Ezio Martinelli at Robert Henry Adams
Art in America, Dec, 2005 by Victor M. Cassidy
Ezio Martinelli (1913-1980), an almost completely forgotten gestural artist of the New York School, dealt with conflict, struggle and the horrible in his work, which makes it painfully relevant to our time. His monumental drawings of the early '50s are filled with restless, writhing forms, twisted body parts and insect-like monsters that fight to the death. Nuclear warfare seemed quite possible when he made the drawings and World War II was a recent memory. Though his work bespeaks anxiety and foreboding, Martinelli is too serious to wallow in melodrama.
Martinelli started out in the 1940s exhibiting Cubist and Expressionist paintings in group shows at ACA Gallery and Peggy Guggenheim's Art of This Century, and later at Willard Gallery. From 1947 to 1975, he taught at Sarah Lawrence College, where his closest colleagues were sculptors Theodore Roszak and David Smith. Martinelli quit painting in 1953 to make large-scale drawings for a few years, then became a sculptor whose best-known commission is a 30-foot-tall work in aluminum at the United Nations General Assembly building.
On view in this recent show were nine untitled ink drawings on paper that range in size from 31 by 49 to 62 by 74 inches. Roughly speaking, his imagery is either sculptural or gestural. The sculptural drawings show semi-abstract forms with elements that suggest rib cages seen from the inside, muscles, buttocks, breasts, leaves, flowers and more that reveal Martinelli's understanding of the structures of nature.

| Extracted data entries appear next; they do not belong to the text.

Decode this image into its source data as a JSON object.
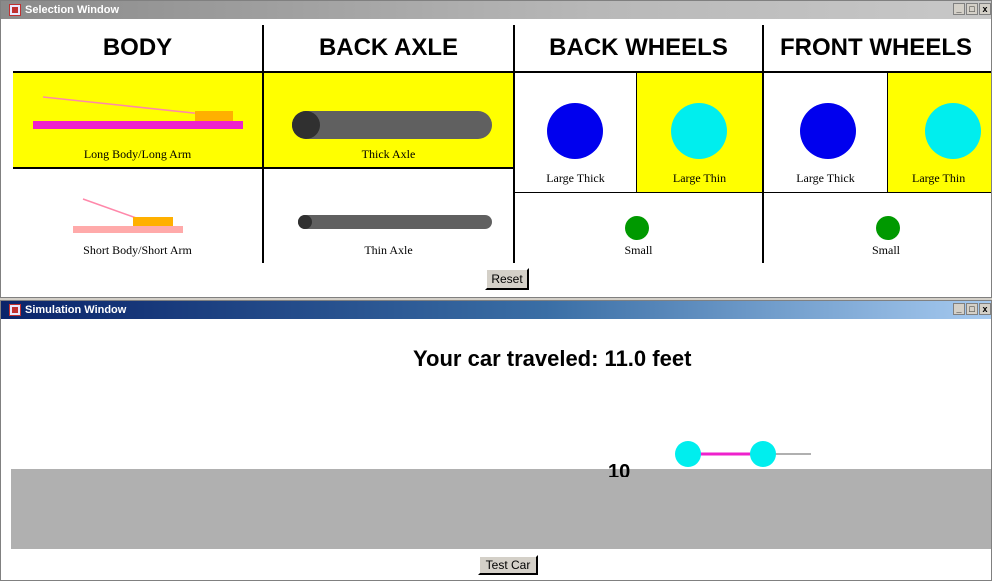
{
  "selection_window": {
    "title": "Selection Window",
    "controls": [
      "_",
      "□",
      "x"
    ],
    "columns": [
      {
        "header": "BODY",
        "options": [
          {
            "label": "Long Body/Long Arm",
            "selected": true
          },
          {
            "label": "Short Body/Short Arm",
            "selected": false
          }
        ]
      },
      {
        "header": "BACK AXLE",
        "options": [
          {
            "label": "Thick Axle",
            "selected": true
          },
          {
            "label": "Thin Axle",
            "selected": false
          }
        ]
      },
      {
        "header": "BACK WHEELS",
        "options": [
          {
            "label": "Large Thick",
            "selected": false
          },
          {
            "label": "Large Thin",
            "selected": true
          },
          {
            "label": "Small",
            "selected": false
          }
        ]
      },
      {
        "header": "FRONT WHEELS",
        "options": [
          {
            "label": "Large Thick",
            "selected": false
          },
          {
            "label": "Large Thin",
            "selected": true
          },
          {
            "label": "Small",
            "selected": false
          }
        ]
      }
    ],
    "reset_label": "Reset"
  },
  "simulation_window": {
    "title": "Simulation Window",
    "controls": [
      "_",
      "□",
      "x"
    ],
    "result_text": "Your car traveled: 11.0 feet",
    "distance_marker": "10",
    "test_button_label": "Test Car"
  },
  "colors": {
    "selected_bg": "#ffff00",
    "body_bar": "#ee22cc",
    "arm_line": "#ff88aa",
    "arm_block": "#ffb000",
    "axle": "#606060",
    "thick_wheel": "#0000ee",
    "thin_wheel": "#00eeee",
    "small_wheel": "#009900",
    "road": "#b0b0b0"
  }
}
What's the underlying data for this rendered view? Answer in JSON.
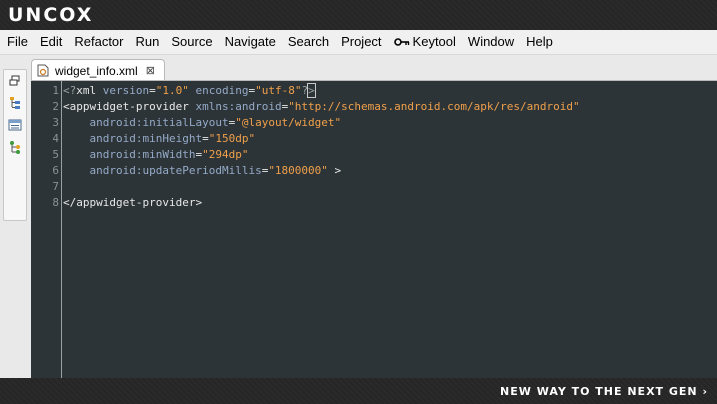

The most rewarding of the gestural drawings have a baroque feel, with a delicate brushed-ink background, bravura draftsmanship and natural forms such as clouds, hair and sea creatures. To build up these images, Martinelli apparently rendered the basic architecture in heavy lines, imparted dimensionality with brushed ink and lighter lines, and then added curlicued and curved accents. The result is a complex, suspended form composed of many tiny details.
In Untitled (Aqua), 1956, the most powerful piece in the show, two fighting monsters explode from a waterspout in the ocean, recalling photographs of atomic bomb tests. The water roils around the combatants, and the sky is filled with clouds and tiny lines that intensify the sense of cataclysm. In this gorgeous tour de force of ink draftsmanship, Martinelli may be warning us away from the seductions of war.